Gewalttätige Bilder allesamt, vor denen ich Rettung im Antifaschismus fand. Aber vielleicht war ich zu empfindlich. Ließ mich beeindrucken von Büchern, die „Nackt unter Wölfen“ hießen oder „Das siebte Kreuz“, von Filmen mit harmlosen Titeln wie „Die Verlobte“ und „Mama, ich lebe“. Ließ mich bedrängen vom rücksichtslosen Cremer und vom einschneidenden Busch. Oder von Brecht & Co. Ließ mir deren Antifaschismus andrehen und übersah, daß Verlage und Plattenpressen, Filmfabriken wie Bühnenbretter dem Staat gehörten und somit nur Mittel zu dessen antifaschistischen Zwecken waren.

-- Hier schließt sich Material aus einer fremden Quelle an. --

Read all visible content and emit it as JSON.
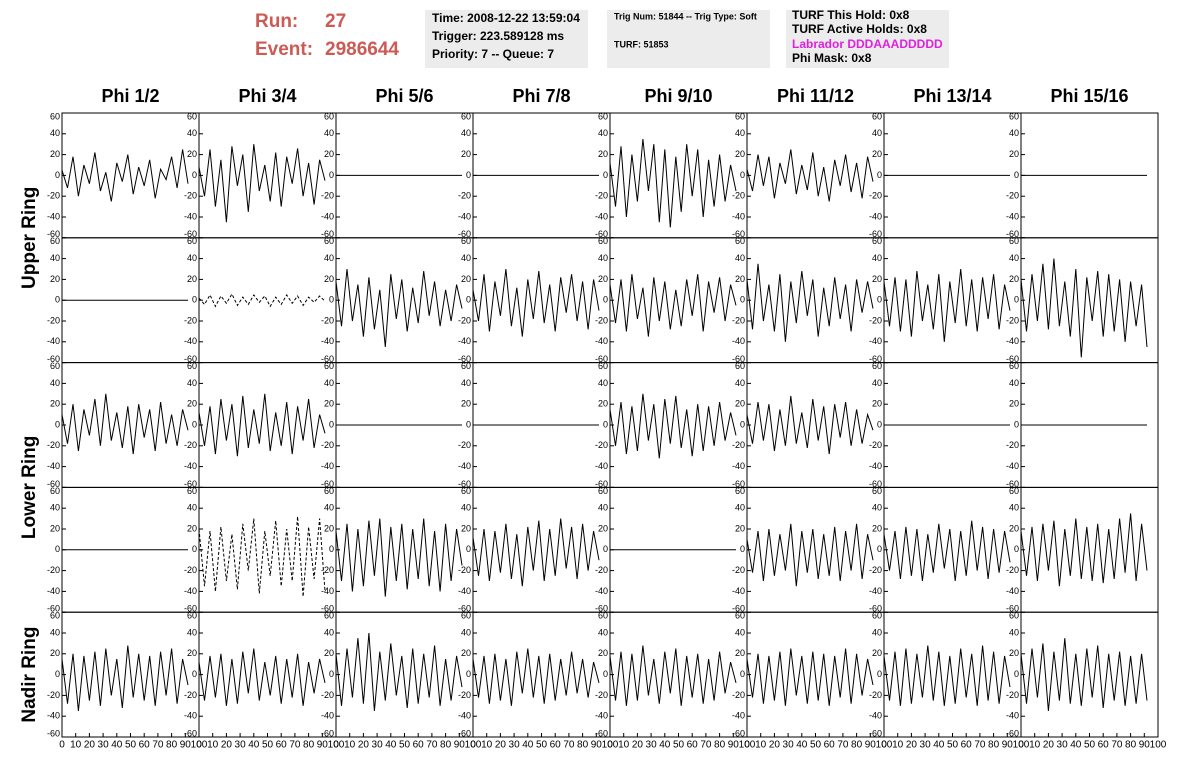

Auch ist in Anschlag zu bringen, daß dieser Staat beim Verordnen auf eine gewisse Stimmigkeit zwischen seinen Behauptungen und meinem Erleben achtete. Den Krieg beschrieb er, wie ich ihn kannte. Und was er vom faschistischen Frieden wußte, wußte ich längst. Mir hat der Staub von Warschaus Ghetto bis an die Knöchel gereicht. Ich zog in Hütten ein, deren Vorbewohner nach Majdanek verzogen waren. Weil es sich ans ganze Deutschland nicht halten konnte, hielt sich Polen an mich als einen Teil davon. Da mußte mir später das halbe Deutschland nicht mit Verordnungen kommen. Da soll man mir von verordnetem Antifaschismus so wenig wie von verordnetem Atmen reden. Oder von unserer Geschichte, wie mancher sie möchte. Sie fand als Antwort auf Geschichte statt und war schon deshalb nicht gänzlich ohne Sinn.